Plamen Terziev
Plamen Terziev

Reputation: 116

Custom performance profiler for Objective C

I want to create a simple to use and lightweight performance profile framework for Objective C. My goal is to measure the bottlenecks of my application.

Just to mention that I am not a beginner and I am aware of Instruments/Time Profiler. This is not what I am looking for. Time Profiler is a great tool but is too developer oriented. I want a framework that can collect performance data from a QA or pre production users and even incorporate in a real production environment to gather the real data.

The main part of this framework is the ability to measure how much time was spent in Objective C message (I am going to profile only Objective C messages).

The easiest way is to start timer in the beginning of a message and stop it at the end. It is the simplest way but its disadvantage is that it is to tedious and error prone - if any message has more than 1 return path then it will require to add the "stop timer" code before each return.

I am thinking of using method swizzling (just to note that I am aware that Apple are not happy with method swizzling but these profiled builds will be used internally only - will not be uploaded on the App Store).

My idea is to mark each message I want to profile and to generate automatically code for the method swizzling method (maybe using macros). When started, the application will swizzle the original selector with the generated one. The generated one will just start a timer, will call the original method and then will stop the timer. So in general the swizzled method will be just a wrapper of the original one.

One of the problems of the above idea is that I cannot think of an easy way how to automatically generate the methods to use for swizzling.

So I greatly will appreciate if anyone has any ideas how to automate the whole process. The perfect scenario is just to write one line of code anywhere mentioning the class and the selector I want to profile and the rest to be generated automatically.

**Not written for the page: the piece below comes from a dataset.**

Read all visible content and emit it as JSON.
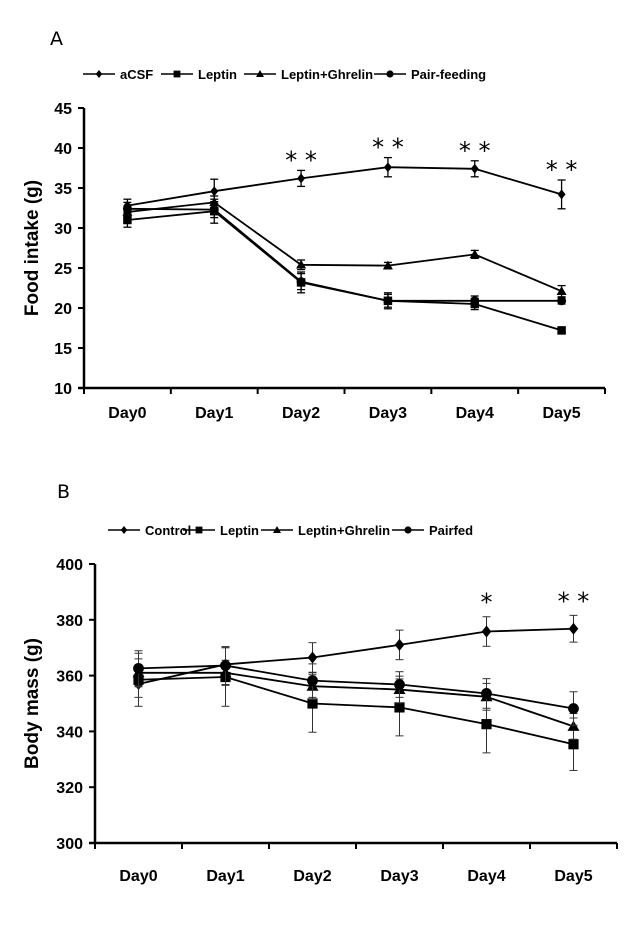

Also will be very thankful if you have any other idea (beside method swizzling) of how to measure the performance.

Upvotes: 2

Views: 318

Answers (1)

Plamen Terziev
Plamen Terziev

Reputation: 116

I came up with a solution that works for me pretty well. First just to clarify that I was unable to find out an easy (and performance fast) way to automatically generate the appropriate swizzled methods for arbitrary selectors (i.e. with arbitrary arguments and return value) using only the selector name. So I had to add the arguments types and the return value for each selector, not only the selector name. In reality it should be relatively easy to create a small tool that would be able to parse all source files and detect automatically what are the arguments types and the returned value of the selector which we want to profile (and prepare the swizzled methods) but right now I don't need such an automated solution.

So right now my solution includes the above ideas for method swizzling, some C++ code and macros to automate and minimize some coding.

First here is the simple C++ class that measures time

class PerfTimer
{    
public:
    PerfTimer(PerfProfiledDataCounter* perfProfiledDataCounter);
    ~PerfTimer();

private:
    uint64_t _startTime;

    PerfProfiledDataCounter* _perfProfiledDataCounter;
};

I am using C++ to use that the destructor will be executed when object has exited the current scope. The idea is to create PerfTimer in the beginning of each swizzled method and it will take care of measuring the elapsed time for this method

The PerfProfiledDataCounter is a simple struct that counts the number of execution and the whole elapsed time (so it may find out what is the average time spent).

Also I am creating for each class I'd like profile, a category named "__Performance_Profiler_Category" and to conforms to "__Performance_Profiler_Marker" protocol. For easier creating I am using some macros that automatically create such categories. Also I have a set of macros that take selector name, return type and arguments type and create selectors for each selector name.

For all of the above tasks, I've created a set of macros to help me. Also I have a single file with .mm extension to register all classes and all selectors I'd like to profile. On app start, I am using the runtime to retrieve all classes that conforms to "__Performance_Profiler_Marker" protocol (i.e. the registered ones) and search for selectors that are marked for profiling (these selectors starts with predefined prefix). Note that this .mm file is the only file that needs .mm extension and there is no need to change file extension for each class I want to profile.

Afterwards the code swizzles the original selectors with the profiled ones. In each profiled one, I just create PerfTimer and call the swizzled method.

In brief that is my idea which turned out to work pretty smoothly.